Nous avons aussi eu l’occasion de le dire en première lecture : la gestion de cette sortie de crise doit respecter la spécificité de chacun de nos territoires. Tous n’ont pas été touchés de la même manière ni avec la même intensité. Les mesures de gestion de l’épidémie doivent être adaptées aux différentes situations.
La bonne répartition des compétences entre les collectivités territoriales et l’État nous semble essentielle, plus encore dans nos territoires ultramarins. Plusieurs mesures vont dans ce sens.
Restons mobilisés et vigilants. À situation exceptionnelle, mesures exceptionnelles, mais, lorsque la situation sanitaire revient progressivement à la normale, cela doit s’accompagner d’un retour progressif à la normale de notre droit.
M. le président. La parole est à M. Yves Détraigne.

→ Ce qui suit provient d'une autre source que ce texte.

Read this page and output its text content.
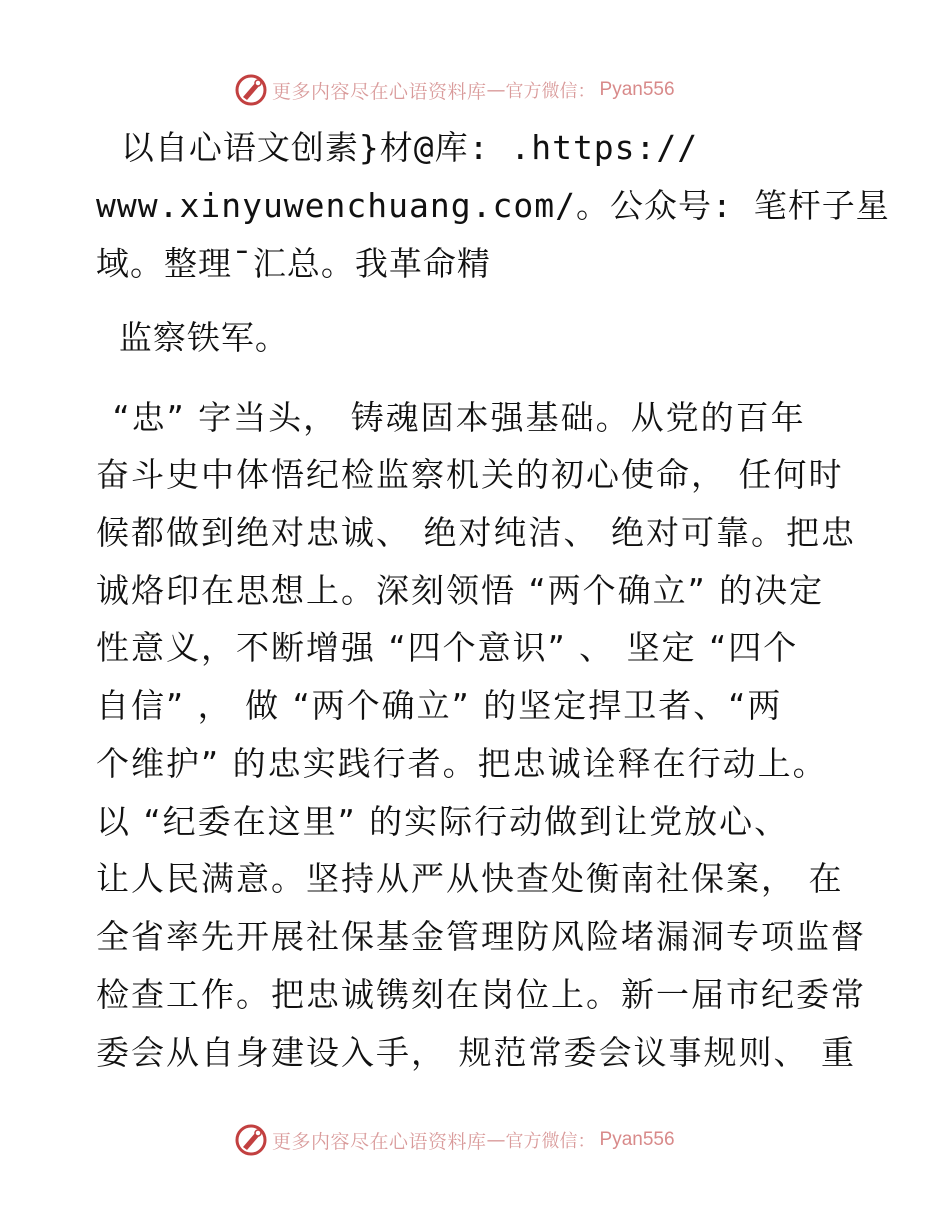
更多内容尽在心语资料库 — 官方微信： Pyan556
以自心语文创素}材@库: .https://
www.xinyuwenchuang.com/。公众号: 笔杆子星
域。整理¯汇总。我革命精
监察铁军。
“忠” 字当头， 铸魂固本强基础。从党的百年
奋斗史中体悟纪检监察机关的初心使命， 任何时
候都做到绝对忠诚、 绝对纯洁、 绝对可靠。把忠
诚烙印在思想上。深刻领悟 “两个确立” 的决定
性意义，不断增强 “四个意识” 、 坚定 “四个
自信” ， 做 “两个确立” 的坚定捍卫者、“两
个维护” 的忠实践行者。把忠诚诠释在行动上。
以 “纪委在这里” 的实际行动做到让党放心、
让人民满意。坚持从严从快查处衡南社保案， 在
全省率先开展社保基金管理防风险堵漏洞专项监督
检查工作。把忠诚镌刻在岗位上。新一届市纪委常
委会从自身建设入手， 规范常委会议事规则、 重
更多内容尽在心语资料库 — 官方微信： Pyan556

M. Yves Détraigne. Monsieur le président, monsieur le secrétaire d’État, mes chers collègues, plusieurs membres du groupe Union Centriste étaient pour le moins sceptiques, lors de l’examen de ce texte en première lecture, quant à l’opportunité de l’adopter en pleine période de déconfinement et à la nécessité réelle, juridique, d’adopter les dispositions proposées par le Gouvernement. Certains avaient d’ailleurs évoqué dans cet hémicycle une prorogation de l’état d’urgence sanitaire qui ne disait pas son nom…
En première lecture, nous avions largement débattu de l’article 1er, qui conservait à l’exécutif la plupart des pouvoirs dont il disposait dans le cadre de l’état d’urgence sanitaire. Plusieurs de nos collègues avaient insisté sur le fait que la sortie de l’état d’urgence ne privait pas le Gouvernement de moyens juridiques suffisants pour gérer la sortie de crise.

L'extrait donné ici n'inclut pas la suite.